Шрифт:
Ах! Эти монастырские аллеи, по которым гулял он на рассвете, аллеи, где Господь расторг однажды после причастия плен его души, и самозабвенного, погрузил в бесконечность Своего Божественного моря, растворил в небесах Своего лица.
Без причастия, в миру не достичь ему впредь наития этой благодати. Нет, этому конец!
И его пронизал такой порыв печали, такое безудержное отчаяние, что он подумал, не сойти ли ему на первой станции и возвратиться в пустынь. Но опамятовался и пожал плечами, рассудив, что нрав его не настолько терпелив, воля недостаточно упорна, а тело не такое крепкое, чтобы снести непомерные лишения иноческого искуса. А давящая перспектива не иметь своей кельи, спать одетым, вповалку, в общей спальне!

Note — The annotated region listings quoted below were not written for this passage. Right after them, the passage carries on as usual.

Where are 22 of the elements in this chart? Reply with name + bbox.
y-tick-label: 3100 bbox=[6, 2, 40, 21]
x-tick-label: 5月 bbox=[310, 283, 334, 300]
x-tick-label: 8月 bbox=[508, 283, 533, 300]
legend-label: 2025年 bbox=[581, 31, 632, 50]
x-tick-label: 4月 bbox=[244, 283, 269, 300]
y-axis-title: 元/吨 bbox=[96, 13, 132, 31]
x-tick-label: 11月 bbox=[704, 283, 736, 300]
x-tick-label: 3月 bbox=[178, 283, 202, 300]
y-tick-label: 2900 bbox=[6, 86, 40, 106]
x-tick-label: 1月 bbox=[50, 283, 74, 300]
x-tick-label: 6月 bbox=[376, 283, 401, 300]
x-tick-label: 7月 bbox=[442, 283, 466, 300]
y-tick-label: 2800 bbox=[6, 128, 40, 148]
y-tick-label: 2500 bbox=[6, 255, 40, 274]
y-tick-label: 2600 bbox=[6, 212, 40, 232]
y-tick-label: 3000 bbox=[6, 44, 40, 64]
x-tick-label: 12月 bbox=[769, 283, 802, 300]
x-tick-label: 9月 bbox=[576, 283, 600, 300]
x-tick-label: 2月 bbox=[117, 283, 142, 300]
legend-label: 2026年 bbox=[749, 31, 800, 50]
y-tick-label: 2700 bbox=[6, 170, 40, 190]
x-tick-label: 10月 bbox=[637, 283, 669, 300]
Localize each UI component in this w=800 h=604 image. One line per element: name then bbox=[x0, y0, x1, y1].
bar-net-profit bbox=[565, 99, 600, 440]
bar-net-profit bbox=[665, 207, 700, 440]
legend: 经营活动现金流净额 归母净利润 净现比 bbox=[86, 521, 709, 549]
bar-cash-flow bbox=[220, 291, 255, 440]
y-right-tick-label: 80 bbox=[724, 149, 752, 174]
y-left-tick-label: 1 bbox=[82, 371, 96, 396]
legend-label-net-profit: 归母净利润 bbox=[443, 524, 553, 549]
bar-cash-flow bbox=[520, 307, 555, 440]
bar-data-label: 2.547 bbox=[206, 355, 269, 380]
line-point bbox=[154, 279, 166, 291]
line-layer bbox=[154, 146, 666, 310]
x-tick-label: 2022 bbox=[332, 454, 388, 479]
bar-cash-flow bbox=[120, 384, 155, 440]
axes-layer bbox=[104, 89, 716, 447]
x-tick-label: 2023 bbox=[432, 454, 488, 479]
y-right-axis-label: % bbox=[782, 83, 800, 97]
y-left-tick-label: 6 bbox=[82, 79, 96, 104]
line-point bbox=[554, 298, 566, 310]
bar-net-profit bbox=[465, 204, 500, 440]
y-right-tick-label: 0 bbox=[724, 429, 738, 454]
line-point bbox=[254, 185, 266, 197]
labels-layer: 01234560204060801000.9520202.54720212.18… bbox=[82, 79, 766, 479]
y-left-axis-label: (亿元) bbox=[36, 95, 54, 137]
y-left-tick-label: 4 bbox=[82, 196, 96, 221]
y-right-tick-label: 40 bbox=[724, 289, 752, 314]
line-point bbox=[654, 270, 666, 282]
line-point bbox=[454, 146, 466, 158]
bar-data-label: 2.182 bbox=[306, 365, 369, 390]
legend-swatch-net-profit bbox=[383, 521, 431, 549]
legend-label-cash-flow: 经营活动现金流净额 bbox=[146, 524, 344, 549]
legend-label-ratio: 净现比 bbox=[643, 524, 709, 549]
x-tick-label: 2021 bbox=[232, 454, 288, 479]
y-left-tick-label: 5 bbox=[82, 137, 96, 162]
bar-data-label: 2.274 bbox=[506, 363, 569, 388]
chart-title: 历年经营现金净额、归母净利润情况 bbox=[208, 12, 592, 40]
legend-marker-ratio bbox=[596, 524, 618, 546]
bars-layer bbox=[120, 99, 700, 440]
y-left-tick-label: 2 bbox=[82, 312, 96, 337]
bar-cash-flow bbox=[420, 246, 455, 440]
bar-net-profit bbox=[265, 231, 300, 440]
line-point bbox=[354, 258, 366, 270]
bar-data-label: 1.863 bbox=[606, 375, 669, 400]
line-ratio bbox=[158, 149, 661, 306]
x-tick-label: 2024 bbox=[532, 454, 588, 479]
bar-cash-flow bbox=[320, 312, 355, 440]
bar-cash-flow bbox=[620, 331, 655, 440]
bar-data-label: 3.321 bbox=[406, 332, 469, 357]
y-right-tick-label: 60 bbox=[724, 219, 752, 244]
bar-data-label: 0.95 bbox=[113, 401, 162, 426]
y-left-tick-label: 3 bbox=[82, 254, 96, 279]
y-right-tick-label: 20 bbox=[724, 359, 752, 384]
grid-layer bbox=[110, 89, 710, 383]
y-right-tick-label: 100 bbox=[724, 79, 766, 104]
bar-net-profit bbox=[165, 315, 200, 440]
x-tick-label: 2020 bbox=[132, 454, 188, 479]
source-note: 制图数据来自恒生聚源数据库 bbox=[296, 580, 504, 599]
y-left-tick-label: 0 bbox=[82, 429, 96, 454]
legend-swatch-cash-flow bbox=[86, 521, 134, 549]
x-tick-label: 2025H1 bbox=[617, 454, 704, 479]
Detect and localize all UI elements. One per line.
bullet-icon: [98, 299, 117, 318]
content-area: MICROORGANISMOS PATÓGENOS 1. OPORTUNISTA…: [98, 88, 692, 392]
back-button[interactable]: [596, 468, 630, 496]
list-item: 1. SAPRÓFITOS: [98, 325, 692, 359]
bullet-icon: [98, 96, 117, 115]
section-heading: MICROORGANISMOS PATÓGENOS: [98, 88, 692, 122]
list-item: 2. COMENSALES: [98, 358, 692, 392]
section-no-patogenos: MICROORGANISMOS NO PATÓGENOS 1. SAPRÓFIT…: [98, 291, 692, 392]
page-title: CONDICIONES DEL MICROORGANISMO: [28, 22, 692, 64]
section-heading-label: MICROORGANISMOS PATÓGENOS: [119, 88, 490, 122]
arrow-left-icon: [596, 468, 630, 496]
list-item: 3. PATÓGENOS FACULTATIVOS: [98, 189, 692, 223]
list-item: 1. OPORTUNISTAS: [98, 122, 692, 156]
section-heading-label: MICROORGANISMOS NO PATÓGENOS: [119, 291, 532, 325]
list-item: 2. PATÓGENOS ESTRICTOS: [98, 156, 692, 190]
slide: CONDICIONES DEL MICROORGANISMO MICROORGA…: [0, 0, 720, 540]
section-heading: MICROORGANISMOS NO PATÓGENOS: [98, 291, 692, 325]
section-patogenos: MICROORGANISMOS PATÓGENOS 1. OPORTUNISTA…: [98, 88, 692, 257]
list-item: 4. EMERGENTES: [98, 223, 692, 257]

Но что же тогда? И он грустно подвел себе итог.
«За десять дней я в монастыре пережил двадцать лет. И выхожу оттуда с изнемогшим мозгом и разбитым сердцем. Я отравлен навсегда. Меня, словно подкидыша, поочередно отринули Париж и Нотр-Дам-де-Артр и обрекли, влачить пустую жизнь, ибо я слишком писатель, чтобы сделаться монахом и слишком монах, чтобы оставаться среди писателей!»
Затрепетал и умолк, ослепленный потоками электрического света, хлынувшими, когда остановился поезд.
Он возвращался в Париж.
«Если б знали они, — подумал он о писателях, с которыми ему не избежать, конечно, встреч, — если б знали они, насколько последний послушник выше их! Если б смогли они себе представить, насколько сильнее влечет меня божественный экстаз траппистского свинопаса, чем все их рассуждения, все книги! Ах, жить, жить под сенью молитв смиренного Симеона… Господи!»